Ellos se llevarían su dinero, yo conseguiría el poder, y Jessica y yo compartiríamos los beneficios. En efectivo. Accedimos a hacerlo, y una vez llegas a un trato con el sindicato ya no hay vuelta atrás. Era mi vida o la de James. Cuando llegué a esa conclusión, aún no era suficiente; pensé en Teague, mi hijo pequeño. Pensé en su brillante ataúd blanco, del tamaño de una caja de herramientas, y lo hice. Clavé el cuchillo y, a la vez, sofoqué su ira con la almohada. James King se removió a un lado y a otro bajo mi peso, pero sólo durante medio minuto. Me sorprendió. Supongo que esperaba algo más de un hombre que había zarandeado las vidas de tantos otros como si fueran peones de ajedrez. Aparté despacio la almohada. El cuchillo de mango de hueso estaba enterrado hasta la empuñadura y la mancha de color escarlata oscuro se extendía más allá del pijama, cubriendo las sábanas.

3

Antes he dicho que fue Scott quien me enseñó a cazar, pero la verdad es que fue James quien me enseñó a matar. Dos semanas antes de su muerte salimos de caza con un banquero, Bart Swinson. Yo no solía mezclarme con la parte financiera, pero Bart era un gran aficionado al fútbol universitario que recordaba mis días de gloria en Siracusa. James creyó que no estaría de más que me mantuviera cerca.

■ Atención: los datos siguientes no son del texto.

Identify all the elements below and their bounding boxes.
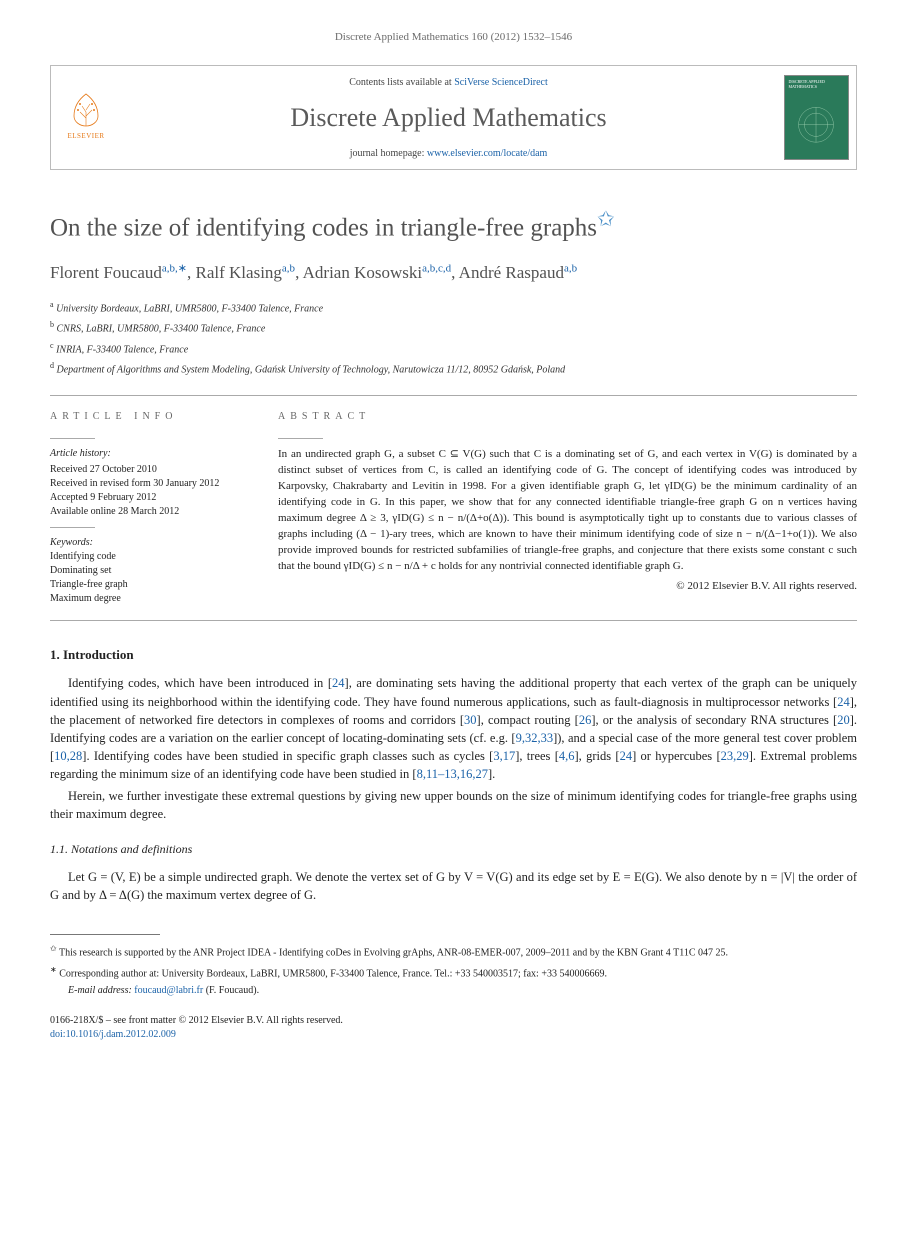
- subsection-1-1-title: 1.1. Notations and definitions: [50, 841, 857, 858]
- footnote-rule: [50, 934, 160, 935]
- history-line: Received 27 October 2010: [50, 463, 242, 477]
- citation-link[interactable]: 20: [837, 713, 850, 727]
- history-line: Accepted 9 February 2012: [50, 491, 242, 505]
- aff-text: INRIA, F-33400 Talence, France: [56, 344, 188, 355]
- citation-link[interactable]: 10,28: [54, 749, 82, 763]
- citation-link[interactable]: 24: [620, 749, 633, 763]
- affiliations-block: a University Bordeaux, LaBRI, UMR5800, F…: [50, 299, 857, 377]
- contents-prefix: Contents lists available at: [349, 77, 454, 88]
- author-name[interactable]: Florent Foucaud: [50, 263, 162, 282]
- contents-available-line: Contents lists available at SciVerse Sci…: [131, 76, 766, 90]
- affiliation: c INRIA, F-33400 Talence, France: [50, 340, 857, 357]
- footnote-funding: ✩ This research is supported by the ANR …: [50, 943, 857, 960]
- sciencedirect-link[interactable]: SciVerse ScienceDirect: [454, 77, 548, 88]
- aff-sup: d: [50, 361, 54, 370]
- front-matter-line: 0166-218X/$ – see front matter © 2012 El…: [50, 1014, 857, 1028]
- bottom-metadata: 0166-218X/$ – see front matter © 2012 El…: [50, 1014, 857, 1042]
- cover-thumbnail-cell: DISCRETE APPLIED MATHEMATICS: [776, 66, 856, 168]
- title-text: On the size of identifying codes in tria…: [50, 214, 597, 241]
- header-center: Contents lists available at SciVerse Sci…: [121, 66, 776, 168]
- abstract-text: In an undirected graph G, a subset C ⊆ V…: [278, 447, 857, 575]
- history-label: Article history:: [50, 447, 242, 461]
- affiliation: a University Bordeaux, LaBRI, UMR5800, F…: [50, 299, 857, 316]
- footnote-corresponding: ∗ Corresponding author at: University Bo…: [50, 964, 857, 981]
- author-aff-link[interactable]: a,b,∗: [162, 262, 187, 274]
- author-name[interactable]: Adrian Kosowski: [303, 263, 422, 282]
- aff-sup: a: [50, 300, 54, 309]
- author-aff-link[interactable]: a,b,c,d: [422, 262, 451, 274]
- journal-reference: Discrete Applied Mathematics 160 (2012) …: [50, 30, 857, 45]
- citation-link[interactable]: 23,29: [721, 749, 749, 763]
- divider: [278, 438, 323, 439]
- title-footnote-marker[interactable]: ✩: [597, 207, 614, 231]
- aff-sup: b: [50, 320, 54, 329]
- aff-sup: c: [50, 341, 54, 350]
- homepage-line: journal homepage: www.elsevier.com/locat…: [131, 147, 766, 161]
- section-1-title: 1. Introduction: [50, 646, 857, 664]
- article-title: On the size of identifying codes in tria…: [50, 205, 857, 245]
- keyword: Triangle-free graph: [50, 578, 242, 592]
- author-aff-link[interactable]: a,b: [282, 262, 295, 274]
- elsevier-tree-icon: [66, 90, 106, 130]
- divider: [50, 438, 95, 439]
- homepage-prefix: journal homepage:: [350, 148, 427, 159]
- citation-link[interactable]: 24: [332, 676, 345, 690]
- journal-cover-thumbnail[interactable]: DISCRETE APPLIED MATHEMATICS: [784, 75, 849, 160]
- authors-line: Florent Foucauda,b,∗, Ralf Klasinga,b, A…: [50, 261, 857, 285]
- abstract-copyright: © 2012 Elsevier B.V. All rights reserved…: [278, 579, 857, 594]
- author-name[interactable]: André Raspaud: [459, 263, 564, 282]
- citation-link[interactable]: 30: [464, 713, 477, 727]
- body-paragraph: Identifying codes, which have been intro…: [50, 674, 857, 783]
- email-link[interactable]: foucaud@labri.fr: [134, 985, 203, 996]
- publisher-name: ELSEVIER: [67, 132, 104, 142]
- footnote-email: E-mail address: foucaud@labri.fr (F. Fou…: [50, 984, 857, 998]
- publisher-logo-cell: ELSEVIER: [51, 66, 121, 168]
- keyword: Identifying code: [50, 550, 242, 564]
- article-info-column: ARTICLE INFO Article history: Received 2…: [50, 396, 260, 620]
- footnote-text: This research is supported by the ANR Pr…: [59, 948, 728, 959]
- keyword: Maximum degree: [50, 592, 242, 606]
- homepage-link[interactable]: www.elsevier.com/locate/dam: [427, 148, 547, 159]
- footnote-symbol: ∗: [50, 965, 57, 974]
- abstract-label: ABSTRACT: [278, 410, 857, 424]
- affiliation: b CNRS, LaBRI, UMR5800, F-33400 Talence,…: [50, 319, 857, 336]
- divider: [50, 527, 95, 528]
- body-paragraph: Let G = (V, E) be a simple undirected gr…: [50, 868, 857, 904]
- journal-name: Discrete Applied Mathematics: [131, 100, 766, 136]
- footnote-symbol: ✩: [50, 944, 57, 953]
- info-abstract-row: ARTICLE INFO Article history: Received 2…: [50, 395, 857, 621]
- citation-link[interactable]: 9,32,33: [516, 731, 554, 745]
- citation-link[interactable]: 4,6: [559, 749, 575, 763]
- cover-graphic-icon: [785, 76, 848, 159]
- citation-link[interactable]: 8,11–13,16,27: [417, 767, 488, 781]
- keyword: Dominating set: [50, 564, 242, 578]
- citation-link[interactable]: 26: [579, 713, 592, 727]
- author-name[interactable]: Ralf Klasing: [196, 263, 282, 282]
- affiliation: d Department of Algorithms and System Mo…: [50, 360, 857, 377]
- footnote-text: Corresponding author at: University Bord…: [59, 968, 607, 979]
- doi-label: doi:: [50, 1029, 66, 1040]
- email-label: E-mail address:: [68, 985, 132, 996]
- author-aff-link[interactable]: a,b: [564, 262, 577, 274]
- abstract-column: ABSTRACT In an undirected graph G, a sub…: [260, 396, 857, 620]
- elsevier-logo[interactable]: ELSEVIER: [61, 90, 111, 145]
- citation-link[interactable]: 24: [837, 695, 850, 709]
- article-info-label: ARTICLE INFO: [50, 410, 242, 424]
- aff-text: Department of Algorithms and System Mode…: [57, 364, 566, 375]
- citation-link[interactable]: 3,17: [493, 749, 515, 763]
- history-line: Received in revised form 30 January 2012: [50, 477, 242, 491]
- aff-text: University Bordeaux, LaBRI, UMR5800, F-3…: [56, 303, 323, 314]
- doi-link[interactable]: 10.1016/j.dam.2012.02.009: [66, 1029, 176, 1040]
- aff-text: CNRS, LaBRI, UMR5800, F-33400 Talence, F…: [57, 324, 266, 335]
- keywords-label: Keywords:: [50, 536, 242, 550]
- history-line: Available online 28 March 2012: [50, 505, 242, 519]
- email-tail: (F. Foucaud).: [206, 985, 259, 996]
- journal-header-box: ELSEVIER Contents lists available at Sci…: [50, 65, 857, 169]
- doi-line: doi:10.1016/j.dam.2012.02.009: [50, 1028, 857, 1042]
- body-paragraph: Herein, we further investigate these ext…: [50, 787, 857, 823]
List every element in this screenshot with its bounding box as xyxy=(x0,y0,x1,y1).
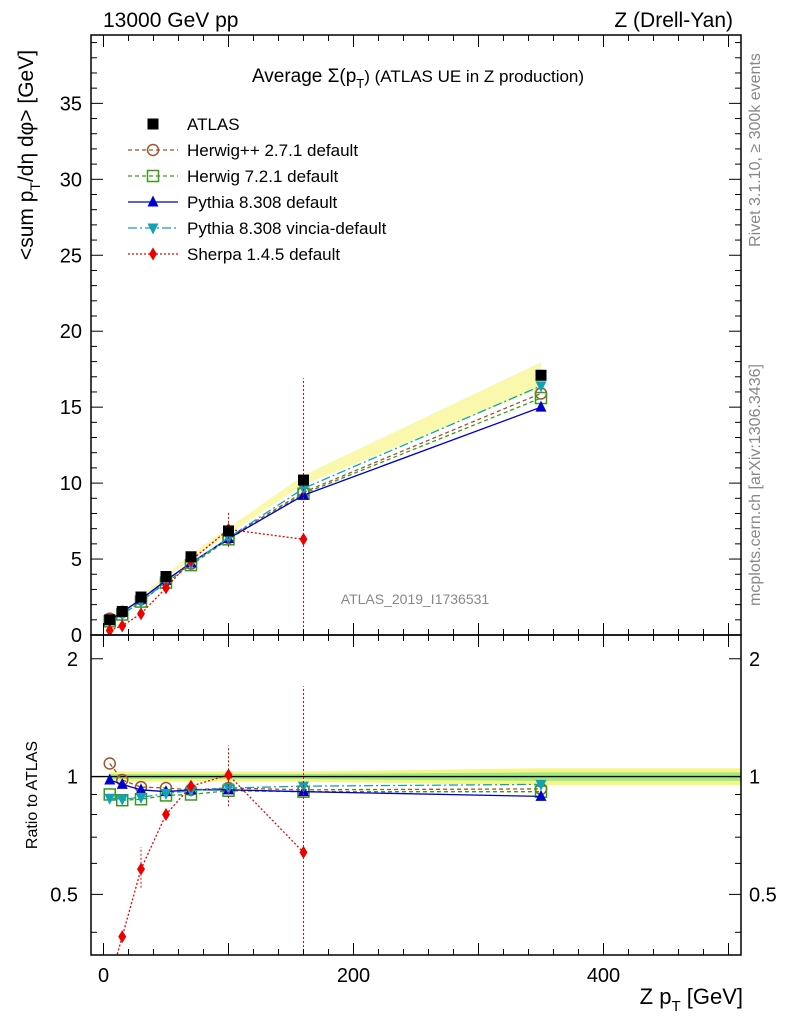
y-tick-label: 5 xyxy=(71,549,82,571)
main-panel: 0 5 10 15 20 25 30 35 Average Σ(pT) (ATLAS UE i… xyxy=(60,34,742,647)
ratio-line-4 xyxy=(116,774,304,955)
legend-label: Sherpa 1.4.5 default xyxy=(187,245,340,264)
ylabel-b: /dη dφ> [GeV] xyxy=(15,50,38,182)
legend-label: Herwig++ 2.7.1 default xyxy=(187,141,358,160)
header-process: Z (Drell-Yan) xyxy=(614,9,733,32)
ratio-tick-label-right: 2 xyxy=(749,649,760,671)
ratio-point-4 xyxy=(137,862,145,876)
series-point-4 xyxy=(162,581,170,595)
ratio-point-4 xyxy=(224,768,233,782)
main-ylabel: <sum pT/dη dφ> [GeV] xyxy=(15,50,43,260)
y-tick-label: 10 xyxy=(60,473,82,495)
data-point xyxy=(223,525,234,537)
ratio-tick-label: 0.5 xyxy=(50,884,78,906)
ratio-panel: 0 200 400 0.5 0.5 1 1 2 2 xyxy=(50,634,777,987)
legend-marker xyxy=(147,223,159,235)
ylabel-sub: T xyxy=(27,182,43,191)
plot-title: Average Σ(pT) (ATLAS UE in Z production) xyxy=(252,66,584,91)
legend: ATLAS Herwig++ 2.7.1 default Herwig 7.2.1 … xyxy=(128,115,387,264)
ratio-point-2 xyxy=(104,773,116,785)
y-tick-label: 15 xyxy=(60,397,82,419)
title-main: Average Σ(p xyxy=(252,66,356,87)
series-point-4 xyxy=(105,623,114,635)
x-tick-label: 400 xyxy=(587,965,620,987)
data-point xyxy=(160,571,172,583)
series-point-2 xyxy=(535,400,547,412)
data-uncertainty-band xyxy=(109,362,541,621)
series-line-3 xyxy=(109,385,542,623)
legend-marker xyxy=(146,143,160,157)
ratio-point-3 xyxy=(535,779,547,791)
x-tick-label: 0 xyxy=(98,965,109,987)
xlabel-main: Z p xyxy=(640,984,672,1009)
ratio-line-3 xyxy=(109,783,542,800)
xlabel-rest: [GeV] xyxy=(681,984,743,1009)
ratio-point-3 xyxy=(298,781,309,793)
ratio-point-4 xyxy=(162,807,170,821)
ratio-frame xyxy=(90,634,742,956)
ratio-point-2 xyxy=(535,789,547,801)
ratio-point-2 xyxy=(116,777,128,789)
legend-marker xyxy=(147,195,159,207)
series-point-4 xyxy=(299,532,308,546)
y-tick-label: 35 xyxy=(60,93,82,115)
rivet-label: Rivet 3.1.10, ≥ 300k events xyxy=(747,53,764,247)
data-point xyxy=(116,605,128,617)
ratio-tick-label: 1 xyxy=(67,767,78,789)
y-tick-label: 0 xyxy=(71,625,82,647)
series-point-4 xyxy=(137,607,145,621)
ratio-tick-label-right: 1 xyxy=(749,767,760,789)
data-point xyxy=(104,614,116,626)
ratio-point-3 xyxy=(116,794,128,806)
ratio-point-2 xyxy=(135,783,147,795)
y-tick-label: 20 xyxy=(60,321,82,343)
ratio-point-0 xyxy=(103,757,116,770)
ratio-point-3 xyxy=(160,789,172,801)
legend-label: Pythia 8.308 vincia-default xyxy=(187,219,387,238)
series-point-4 xyxy=(118,619,127,633)
xlabel-sub: T xyxy=(671,998,680,1015)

La luz era débil a esas horas, pero distinguí el vaho del aliento de James en medio del aire húmedo. James apuntó con la escopeta. Yo sabía que ajustaba el punto rojo del láser justo donde la aorta se unía al corazón. Era el disparo perfecto.

Inspiró con fuerza y acarició el gatillo. Era como si lo deseara; en cambio, relajó el dedo y, sin realizar ningún otro movimiento, dio un leve codazo a las costillas del banquero. Bart tomó aliento y dibujó un arco con su Ruger 300 que sobresaltó al ciervo. Me mordí la parte interna de la mejilla y parpadeé al oír el disparo. El ciervo cayó, pero luego se levantó de un salto y salió corriendo.